Our readers will see that both Oracle and Quest are ignoring the plain language of the contract and attempting to claim licensing fees for use that has not actually occurred. Such efforts by software publishers should be strongly resisted by licensees under audit, and licensees should explore whether they have their own claims for unfair trade practices or other causes of action when such predatory tactics are employed.
Fairview also has filed for declaratory relief concerning the identification of the actual governing contract and the interpretation of relevant provisions. We have also seen Quest claim that early licenses granting perpetual licenses were amended by click to agree agreements accompanying updates. Early Quest licenses provided for perpetual licenses and could not be amended unless by a writing signed by both parties. According to the Fairview Complaint the terms of the 2004 SLA explicitly state that the agreement, under which Fairview did purchase licenses, may not be, “modified or amended except by a writing executed by a duly authorized representative of each party" and that "no other act, document, usage or custom shall be deemed to amend or modify this Agreement." Despite this clear and unambiguous language, Fairview claims that Quest is contending that "when Quest made the most recent update of the Active Roles software available to Fairview in 2016, as it was required to do by virtue of Fairview’s purchased licenses, Fairview agreed to the terms contained in the 2015 Software Transaction Agreement (“2015 STA”), a “click-to-accept license agreement” that accompanied the installation of that update (version 6.9) on Fairview’s system."
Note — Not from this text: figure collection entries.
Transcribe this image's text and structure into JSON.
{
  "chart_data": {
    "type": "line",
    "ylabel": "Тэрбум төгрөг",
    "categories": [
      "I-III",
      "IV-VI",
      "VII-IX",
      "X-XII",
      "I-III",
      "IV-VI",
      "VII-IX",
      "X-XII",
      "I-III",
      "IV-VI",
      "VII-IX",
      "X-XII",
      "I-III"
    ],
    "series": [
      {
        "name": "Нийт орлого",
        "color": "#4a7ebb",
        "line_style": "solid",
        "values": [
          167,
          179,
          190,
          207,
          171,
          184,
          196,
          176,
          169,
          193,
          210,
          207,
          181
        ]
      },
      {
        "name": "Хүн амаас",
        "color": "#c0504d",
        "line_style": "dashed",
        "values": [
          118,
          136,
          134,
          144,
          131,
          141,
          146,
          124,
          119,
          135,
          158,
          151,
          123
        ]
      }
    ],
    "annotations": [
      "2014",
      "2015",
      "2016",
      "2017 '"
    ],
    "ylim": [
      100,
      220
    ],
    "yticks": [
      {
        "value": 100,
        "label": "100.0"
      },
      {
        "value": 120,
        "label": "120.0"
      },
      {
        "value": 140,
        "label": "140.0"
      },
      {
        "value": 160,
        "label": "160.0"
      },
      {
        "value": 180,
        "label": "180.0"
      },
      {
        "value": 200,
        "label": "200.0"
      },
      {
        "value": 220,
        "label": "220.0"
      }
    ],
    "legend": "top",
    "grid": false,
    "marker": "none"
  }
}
Over the years Quest has been bought and sold multiple times. We have reviewed many of these licenses and almost every year Quest seems to have amended them to make the terms more favorable to Quest and less favorable to licensees without any additional consideration or true notice to the licensee of the material changes being made to the license. The changes included revisions to important clauses such as governing law and forum selection clauses. These material changes were included in click to accept agreements, associated with annual updates that had already been bought and paid for. We hope that Fairview prevails in its argument that such click to agree agreements executed by low level employees without proper notice of material changes, do not amend the agreements as they do not constitute "a writing executed by a duly authorized representative of both parties."
We wish Fairview well in its fight against Quest's predatory audit tactics. We will continue to monitor the case so check back for periodic updates. The case is Fairview Health Services, Inc. v. Quest Software Inc. and One Identity LLC, Case No. 0:20-cv-01326-SRN-LIB (District of Minnesota).